The rest of the show focuses on some 50 prints from his series of 500 which are a more direct depictions of the brutality of war and the devastation the First World War caused. As a volunteer soldier on the front lines, Dix saw his share of the harsh realities of war, its horrors and the consequences on not just human lives, but on the landscape and wildlife as well. From dead horses, to pockmarked smoking fields, to mangled faces stricken with pain and horror, to destroyed homes and cities under attack, every gruesome aspect is covered in these works with strikingly blatant and raw visuals.


In all these works, Dix’s relationship with the body is intriguing, as there is a somewhat deliberate rejection of idealistic depictions. From caricatures faces and stylized bodies, to mangled faces, crippled soldiers and violently sliced up bodies, none of his depictions adhere to the rules of the perfect human form.

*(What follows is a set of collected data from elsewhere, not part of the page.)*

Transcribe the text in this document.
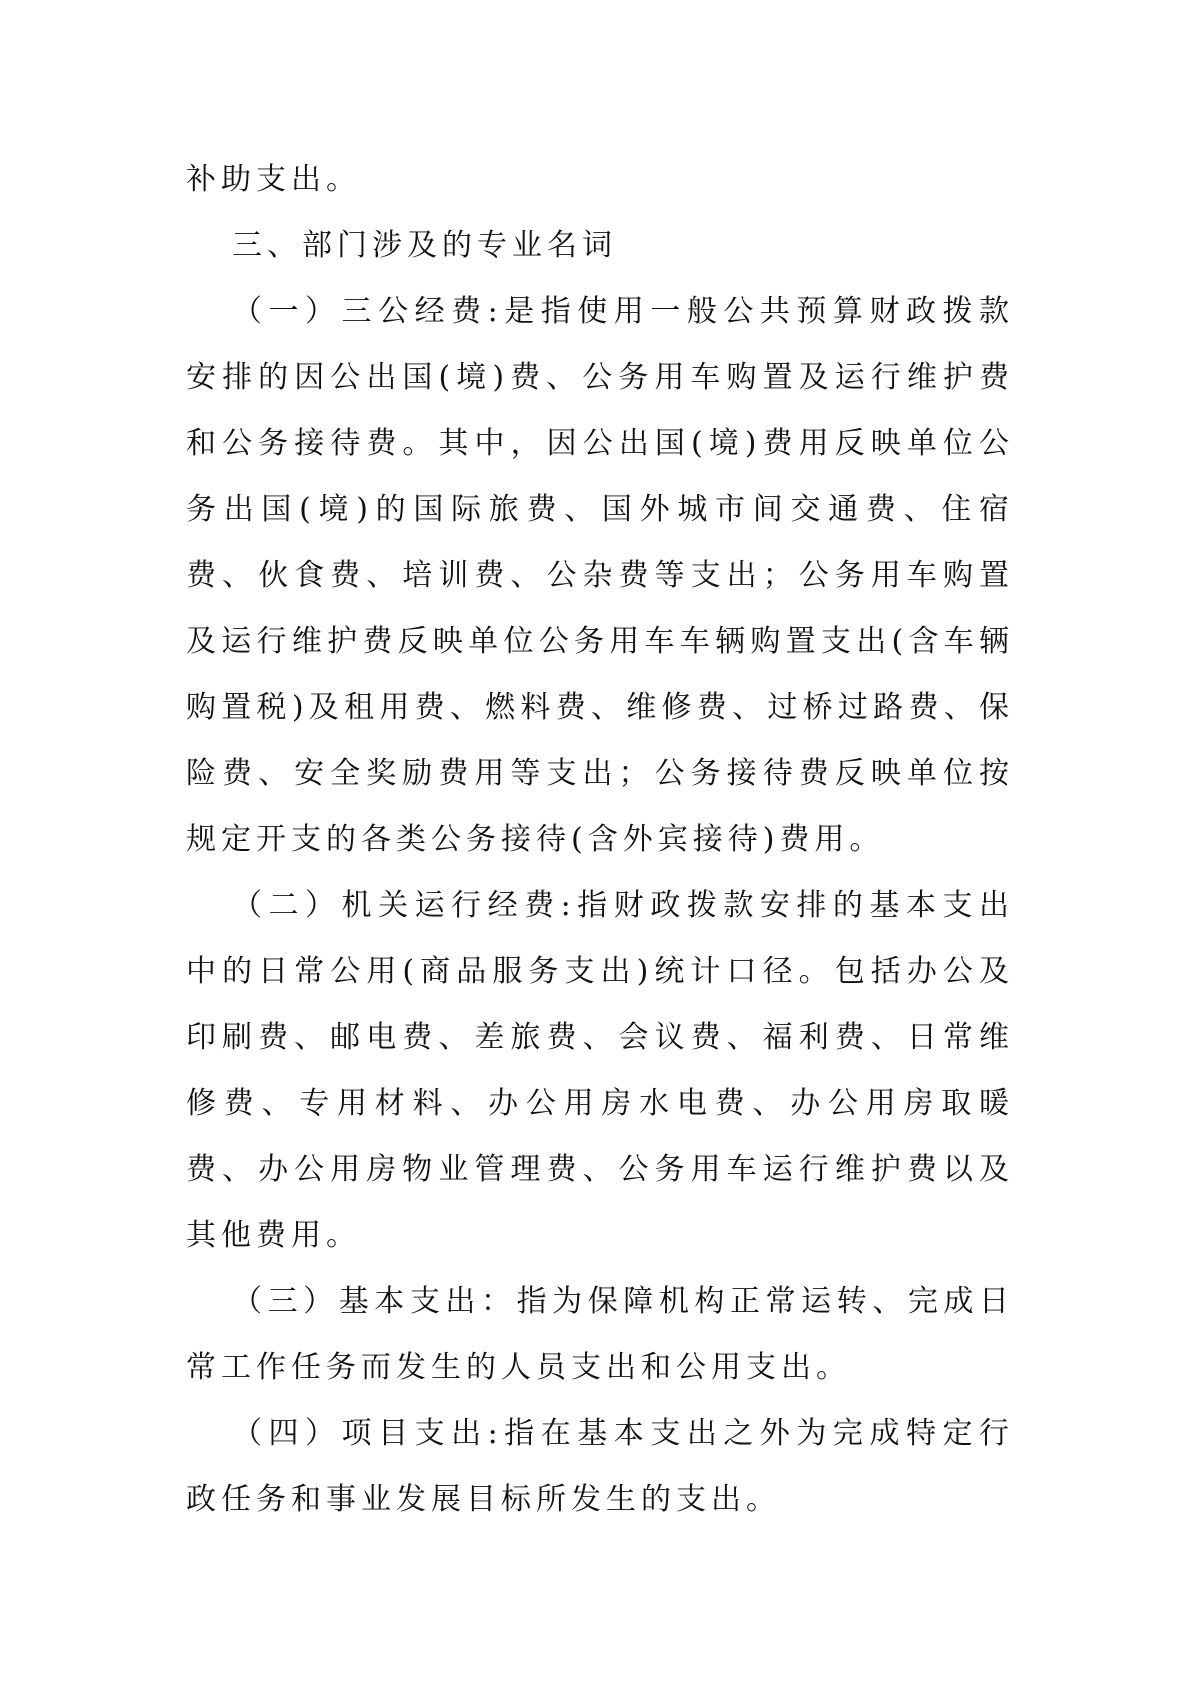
补助支出。

三、部门涉及的专业名词

（一）三公经费:是指使用一般公共预算财政拨款安排的因公出国(境)费、公务用车购置及运行维护费和公务接待费。其中，因公出国(境)费用反映单位公务出国(境)的国际旅费、国外城市间交通费、住宿费、伙食费、培训费、公杂费等支出；公务用车购置及运行维护费反映单位公务用车车辆购置支出(含车辆购置税)及租用费、燃料费、维修费、过桥过路费、保险费、安全奖励费用等支出；公务接待费反映单位按规定开支的各类公务接待(含外宾接待)费用。

（二）机关运行经费:指财政拨款安排的基本支出中的日常公用(商品服务支出)统计口径。包括办公及印刷费、邮电费、差旅费、会议费、福利费、日常维修费、专用材料、办公用房水电费、办公用房取暖费、办公用房物业管理费、公务用车运行维护费以及其他费用。

（三）基本支出：指为保障机构正常运转、完成日常工作任务而发生的人员支出和公用支出。

（四）项目支出:指在基本支出之外为完成特定行政任务和事业发展目标所发生的支出。
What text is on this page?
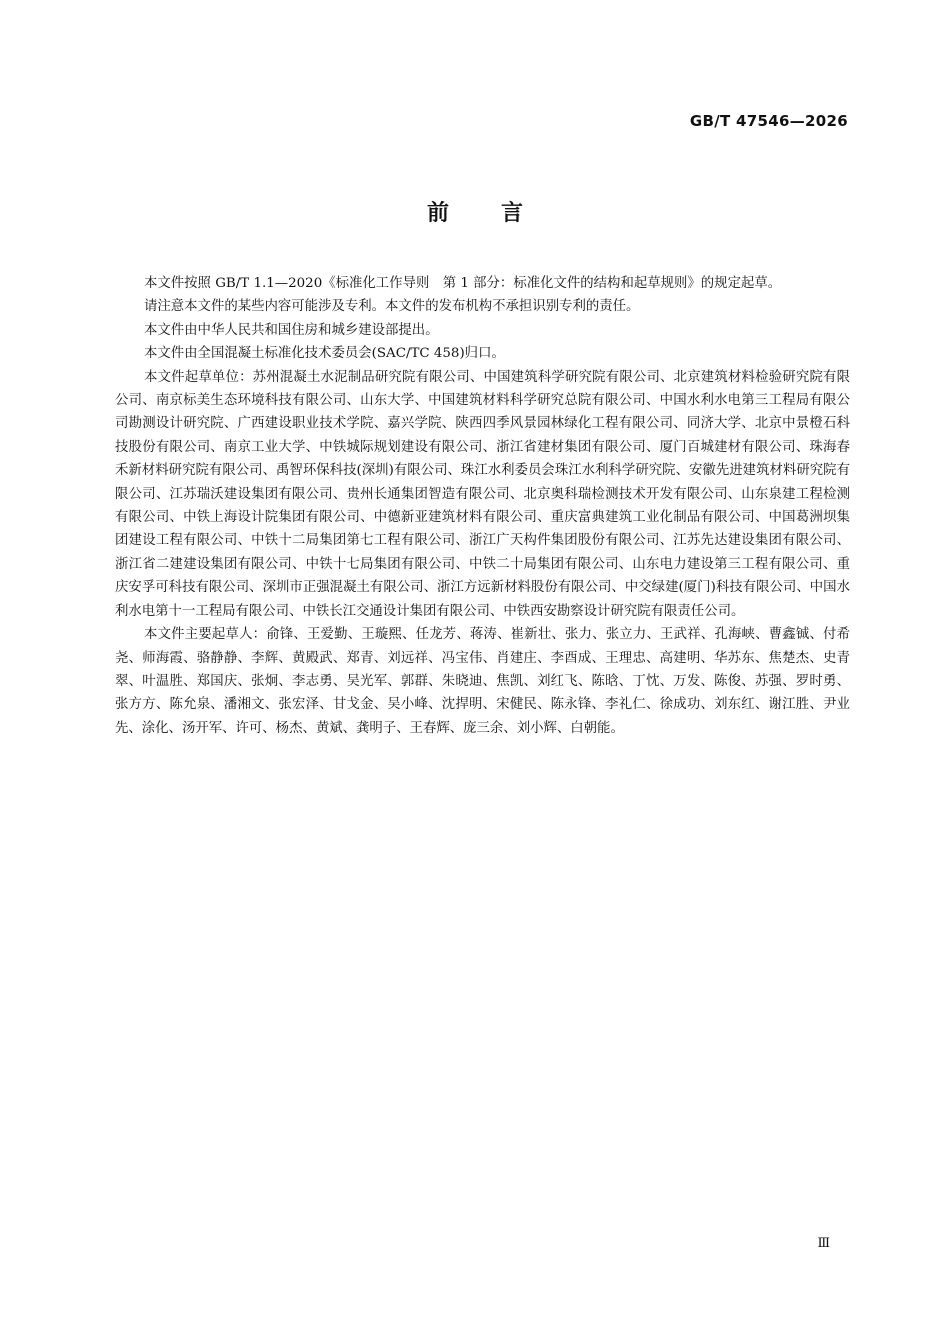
GB/T 47546—2026
前言

本文件按照 GB/T 1.1—2020《标准化工作导则　第 1 部分：标准化文件的结构和起草规则》的规定起草。

请注意本文件的某些内容可能涉及专利。本文件的发布机构不承担识别专利的责任。

本文件由中华人民共和国住房和城乡建设部提出。

本文件由全国混凝土标准化技术委员会(SAC/TC 458)归口。

本文件起草单位：苏州混凝土水泥制品研究院有限公司、中国建筑科学研究院有限公司、北京建筑材料检验研究院有限公司、南京标美生态环境科技有限公司、山东大学、中国建筑材料科学研究总院有限公司、中国水利水电第三工程局有限公司勘测设计研究院、广西建设职业技术学院、嘉兴学院、陕西四季风景园林绿化工程有限公司、同济大学、北京中景橙石科技股份有限公司、南京工业大学、中铁城际规划建设有限公司、浙江省建材集团有限公司、厦门百城建材有限公司、珠海春禾新材料研究院有限公司、禹智环保科技(深圳)有限公司、珠江水利委员会珠江水利科学研究院、安徽先进建筑材料研究院有限公司、江苏瑞沃建设集团有限公司、贵州长通集团智造有限公司、北京奥科瑞检测技术开发有限公司、山东泉建工程检测有限公司、中铁上海设计院集团有限公司、中德新亚建筑材料有限公司、重庆富典建筑工业化制品有限公司、中国葛洲坝集团建设工程有限公司、中铁十二局集团第七工程有限公司、浙江广天构件集团股份有限公司、江苏先达建设集团有限公司、浙江省二建建设集团有限公司、中铁十七局集团有限公司、中铁二十局集团有限公司、山东电力建设第三工程有限公司、重庆安孚可科技有限公司、深圳市正强混凝土有限公司、浙江方远新材料股份有限公司、中交绿建(厦门)科技有限公司、中国水利水电第十一工程局有限公司、中铁长江交通设计集团有限公司、中铁西安勘察设计研究院有限责任公司。

本文件主要起草人：俞锋、王爱勤、王璇熙、任龙芳、蒋涛、崔新壮、张力、张立力、王武祥、孔海峡、曹鑫铖、付希尧、师海霞、骆静静、李辉、黄殿武、郑青、刘远祥、冯宝伟、肖建庄、李酉成、王理忠、高建明、华苏东、焦楚杰、史青翠、叶温胜、郑国庆、张炯、李志勇、吴光军、郭群、朱晓迪、焦凯、刘红飞、陈晗、丁忱、万发、陈俊、苏强、罗时勇、张方方、陈允泉、潘湘文、张宏泽、甘戈金、吴小峰、沈捍明、宋健民、陈永锋、李礼仁、徐成功、刘东红、谢江胜、尹业先、涂化、汤开军、许可、杨杰、黄斌、龚明子、王春辉、庞三余、刘小辉、白朝能。

Ⅲ
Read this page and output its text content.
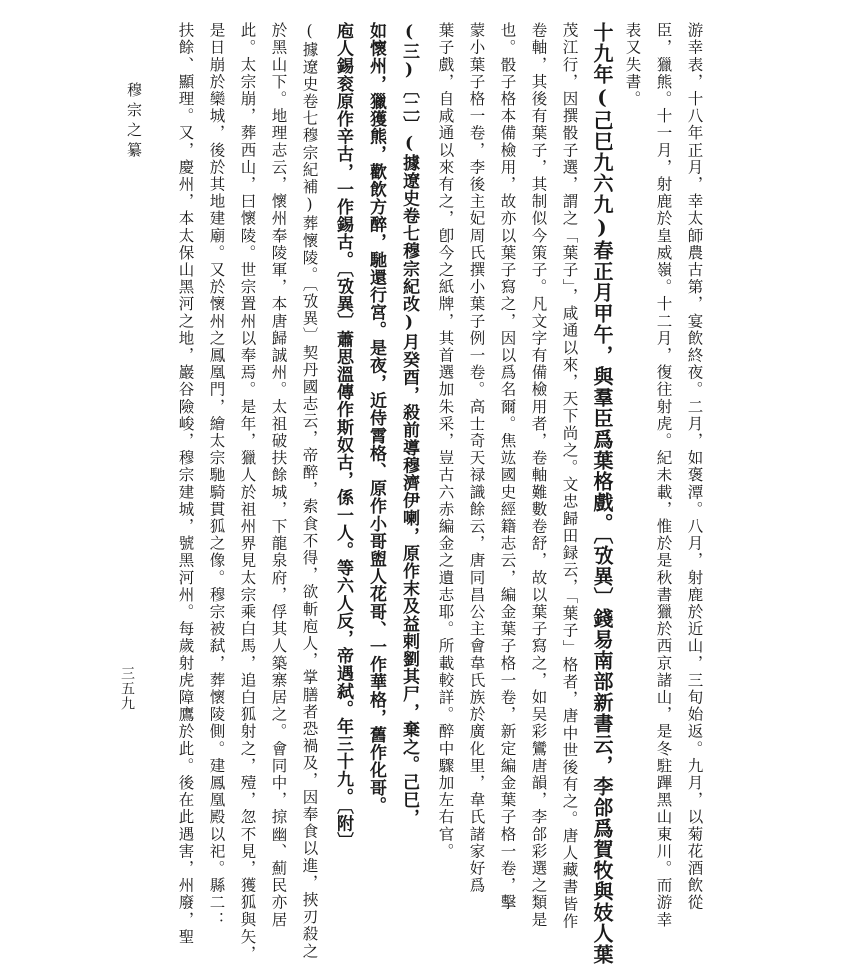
穆宗之纂
三五九	游幸表，十八年正月，幸太師農古第，宴飲終夜。二月，如褒潭。八月，射鹿於近山，三旬始返。九月，以菊花酒飲從
臣，獵熊。十一月，射鹿於皇威嶺。十二月，復往射虎。紀未載，惟於是秋書獵於西京諸山，是冬駐蹕黑山東川。而游幸
表又失書。
十九年(己巳九六九)春正月甲午，與羣臣爲葉格戲。〔攷異〕錢易南部新書云，李郃爲賀牧與妓人葉
茂江行，因撰骰子選，謂之「葉子」，咸通以來，天下尚之。文忠歸田録云，「葉子」格者，唐中世後有之。唐人藏書皆作
卷軸，其後有葉子，其制似今策子。凡文字有備檢用者，卷軸難數卷舒，故以葉子寫之，如吴彩鸞唐韻，李郃彩選之類是
也。骰子格本備檢用，故亦以葉子寫之，因以爲名爾。焦竑國史經籍志云，編金葉子格一卷，新定編金葉子格一卷，擊
蒙小葉子格一卷，李後主妃周氏撰小葉子例一卷。高士奇天禄識餘云，唐同昌公主會韋氏族於廣化里，韋氏諸家好爲
葉子戲，自咸通以來有之，卽今之紙牌，其首選加朱采，豈古六赤編金之遺志耶。所載較詳。醉中驟加左右官。
(三)〔二〕(據遼史卷七穆宗紀改)月癸酉，殺前導穆濟伊喇，原作末及益剌劉其尸，棄之。己巳，
如懷州，獵獲熊，歡飲方醉，馳還行宮。是夜，近侍霄格、原作小哥盥人花哥、一作華格，舊作化哥。
庖人錫衮原作辛古，一作錫古。〔攷異〕蕭思溫傳作斯奴古，係一人。等六人反，帝遇弑。年三十九。〔附〕
(據遼史卷七穆宗紀補)葬懷陵。〔攷異〕契丹國志云，帝醉，索食不得，欲斬庖人，掌膳者恐禍及，因奉食以進，挾刃殺之
於黑山下。地理志云，懷州奉陵軍，本唐歸誠州。太祖破扶餘城，下龍泉府，俘其人築寨居之。會同中，掠幽、薊民亦居
此。太宗崩，葬西山，曰懷陵。世宗置州以奉焉。是年，獵人於祖州界見太宗乘白馬，追白狐射之，殪，忽不見，獲狐與矢，
是日崩於欒城，後於其地建廟。又於懷州之鳳凰門，繪太宗馳騎貫狐之像。穆宗被弑，葬懷陵側。建鳳凰殿以祀。縣二：
扶餘、顯理。又，慶州，本太保山黑河之地，巖谷險峻，穆宗建城，號黑河州。每歲射虎障鷹於此。後在此遇害，州廢，聖
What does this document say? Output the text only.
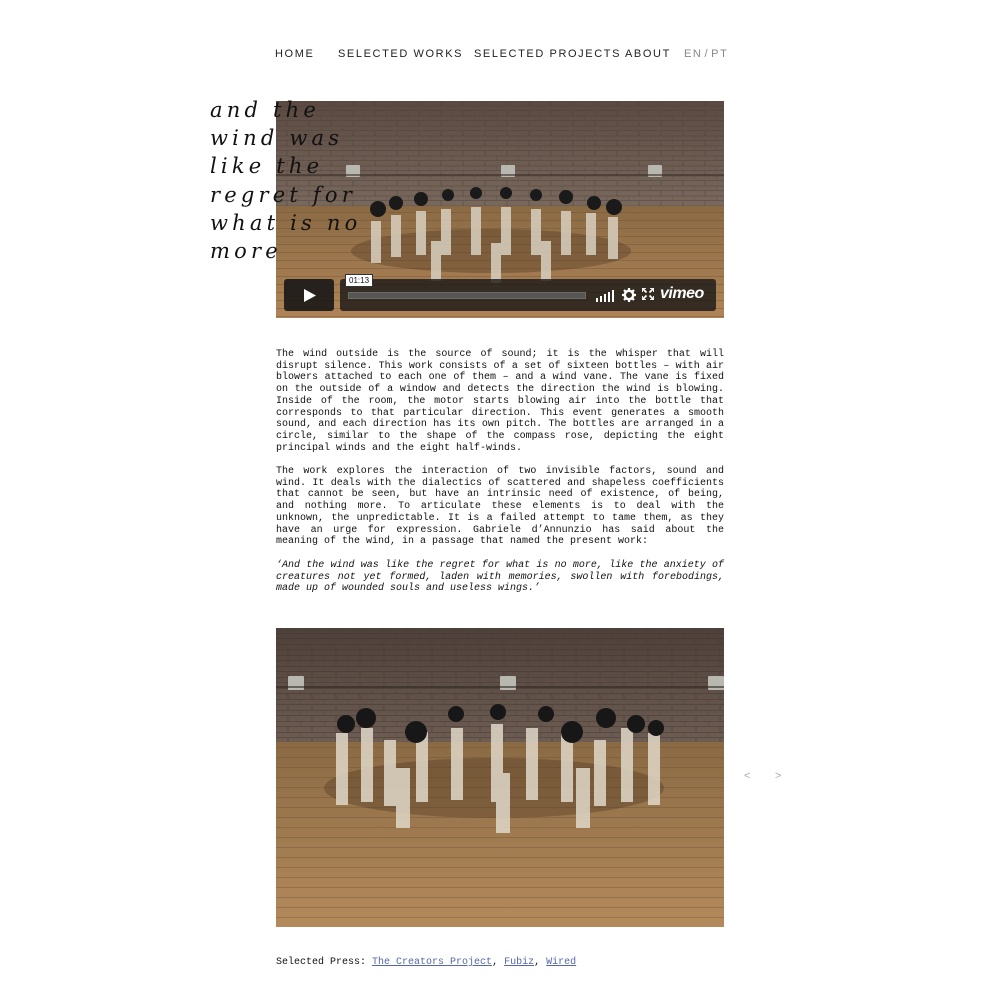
HOME SELECTED WORKS SELECTED PROJECTS ABOUT EN / PT
vimeo
01:13
and the
wind was
like the
regret for
what is no
more

The wind outside is the source of sound; it is the whisper that will disrupt silence. This work consists of a set of sixteen bottles – with air blowers attached to each one of them – and a wind vane. The vane is fixed on the outside of a window and detects the direction the wind is blowing. Inside of the room, the motor starts blowing air into the bottle that corresponds to that particular direction. This event generates a smooth sound, and each direction has its own pitch. The bottles are arranged in a circle, similar to the shape of the compass rose, depicting the eight principal winds and the eight half-winds.

The work explores the interaction of two invisible factors, sound and wind. It deals with the dialectics of scattered and shapeless coefficients that cannot be seen, but have an intrinsic need of existence, of being, and nothing more. To articulate these elements is to deal with the unknown, the unpredictable. It is a failed attempt to tame them, as they have an urge for expression. Gabriele d’Annunzio has said about the meaning of the wind, in a passage that named the present work:

‘And the wind was like the regret for what is no more, like the anxiety of creatures not yet formed, laden with memories, swollen with forebodings, made up of wounded souls and useless wings.’

< >
Selected Press: The Creators Project, Fubiz, Wired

Perhaps it was a reaction to the art that came before, or the fact that he himself survived the war physically whole while so many fellow veterans were living crippled lives, but there seems to be something about the imperfect, unconventional and desecrated form of the body that seems to attract Dix and inspire his imagery.


Unfortunately, as Welz explains, Dix’s promising career of the 20s was soon thwarted by the Nazi regime in 1933, when his anti-war rhetoric and provocative imagery was dubbed “degenerate” and he not only lost his teaching job but was also not allowed to exhibit or sell his work. Perhaps this is a testament to his influence on public moods and sentiments, and the power art holds to drive certain narratives and shape societies and their mindsets, but it also sadly reflects the tendency of certain parties to exercise control and manipulate these mindsets through censorship and suppression of free speech. The world soon forgot the ugly truths about war and its pervasive negative influence on society, and history soon repeated itself.